I do yoga everyday. It is the form of exercise most suited to both my limitations and my needs. I suppose also well suited to my personality. On days when I feel strong, it lets me balance on my hands and fly through the air. It lets me draw my legs up from my core and see the world upside down. On days when I don’t feel strong, I lay my weight into various muscles, stretching them back to their right shape. It lets me think it’s exercise even when all I can do is sit on the mat and breathe. An achievement instead of survival.

On Thursday afternoon, while waiting to check in for my appointment with my mast cell GI specialist, I had anaphylaxis. I was standing and wasn’t immediately sure if it was anaphylaxis or POTS because they both start with a fuzzy lightheadedness. I sat down on the floor and within a few minutes, it became obvious that this was definitely anaphylaxis.

I told one of the admins that I was having anaphylaxis, took a few steps into the bathroom, lay down on the floor and used an epipen. They called a code team and very quickly there were a lot of people. I drew up and pushed some IV meds. I was already infusing IV fluids. They took me to the ER where I stayed for several hours to be sure I wouldn’t rebound or have a biphasic reaction.

The resident asked if I knew what the trigger was for the anaphylaxis. “I think standing up,” I said. It was funny in the way that terrifying things are sometimes funny.

My body is so different now. In every way, it seems. I buy new clothes online because everything I own is too loose or ill fitting. As I put them on, I find all these sharp places beneath my skin, angles where there used to be a softness. The layer of fat over my muscles has thinned considerably. It has the strange effect of making me look stronger and more toned when really I am just unhealthy.

I write constantly and so I always have a journal in reach. I was recently looking through previous entries for something. I was struck by how often I speak of my past self in the third person. I talk about myself like a character. Like I’m the narrator in a story that doesn’t involve me.

I say that I am a different person now because it’s easier to believe that the person I was then could never become the one I am now. It is easier to think that this person is entirely separate for a lot of reasons but mostly so that she could never decay like this. It is much harder to accept that I was that person that did all those things and that I am still that person and never will again.

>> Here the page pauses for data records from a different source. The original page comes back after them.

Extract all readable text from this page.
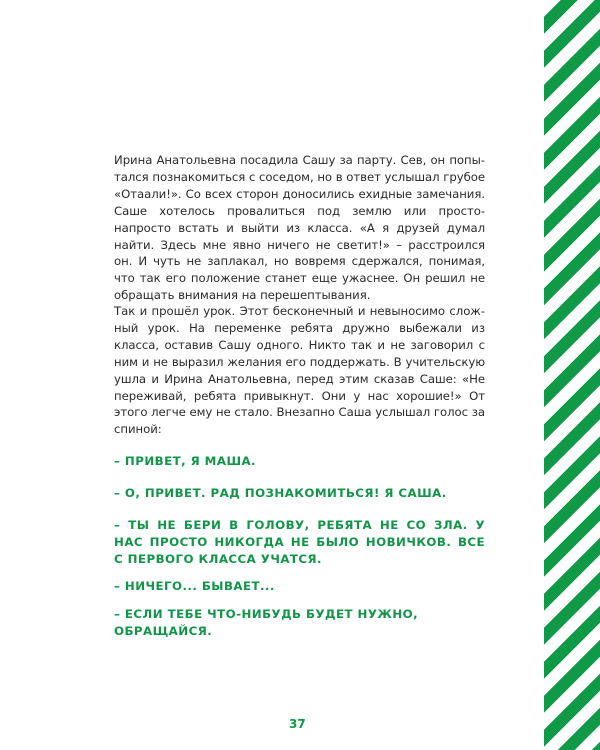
Ирина Анатольевна посадила Сашу за парту. Сев, он попытался познакомиться с соседом, но в ответ услышал грубое «Отаали!». Со всех сторон доносились ехидные замечания. Саше хотелось провалиться под землю или просто-напросто встать и выйти из класса. «А я друзей думал найти. Здесь мне явно ничего не светит!» – расстроился он. И чуть не заплакал, но вовремя сдержался, понимая, что так его положение станет еще ужаснее. Он решил не обращать внимания на перешептывания.

Так и прошёл урок. Этот бесконечный и невыносимо сложный урок. На переменке ребята дружно выбежали из класса, оставив Сашу одного. Никто так и не заговорил с ним и не выразил желания его поддержать. В учительскую ушла и Ирина Анатольевна, перед этим сказав Саше: «Не переживай, ребята привыкнут. Они у нас хорошие!» От этого легче ему не стало. Внезапно Саша услышал голос за спиной:

– ПРИВЕТ, Я МАША.

– О, ПРИВЕТ. РАД ПОЗНАКОМИТЬСЯ! Я САША.

– ТЫ НЕ БЕРИ В ГОЛОВУ, РЕБЯТА НЕ СО ЗЛА. У НАС ПРОСТО НИКОГДА НЕ БЫЛО НОВИЧКОВ. ВСЕ С ПЕРВОГО КЛАССА УЧАТСЯ.

– НИЧЕГО... БЫВАЕТ...

– ЕСЛИ ТЕБЕ ЧТО-НИБУДЬ БУДЕТ НУЖНО, ОБРАЩАЙСЯ.

37
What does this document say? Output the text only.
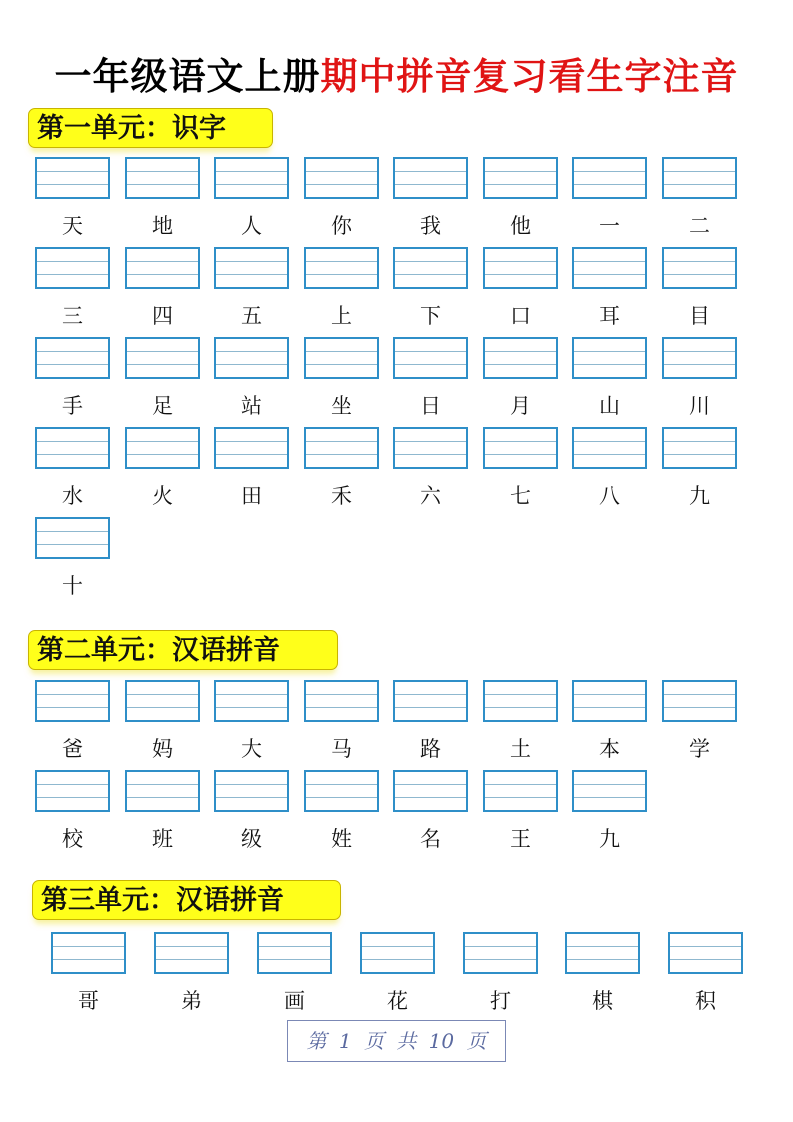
一年级语文上册期中拼音复习看生字注音
第一单元：识字
天	地	人	你	我	他	一	二
三	四	五	上	下	口	耳	目
手	足	站	坐	日	月	山	川
水	火	田	禾	六	七	八	九
十
第二单元：汉语拼音
爸	妈	大	马	路	土	本	学
校	班	级	姓	名	王	九
第三单元：汉语拼音
哥	弟	画	花	打	棋	积
第 1 页 共 10 页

The days are getting longer and warmer. My mind is working better. My body is well enough to be out of the hospital. I can’t keep down much elemental formula but can get down some nutritional drinks and plain potato chips. I am starting to make plans for later this year that I believe could be realistic.

Every day, I roll out my purple mat. Today I can only do a little and tomorrow I will only do a little but one day, I will be strong enough again to fly.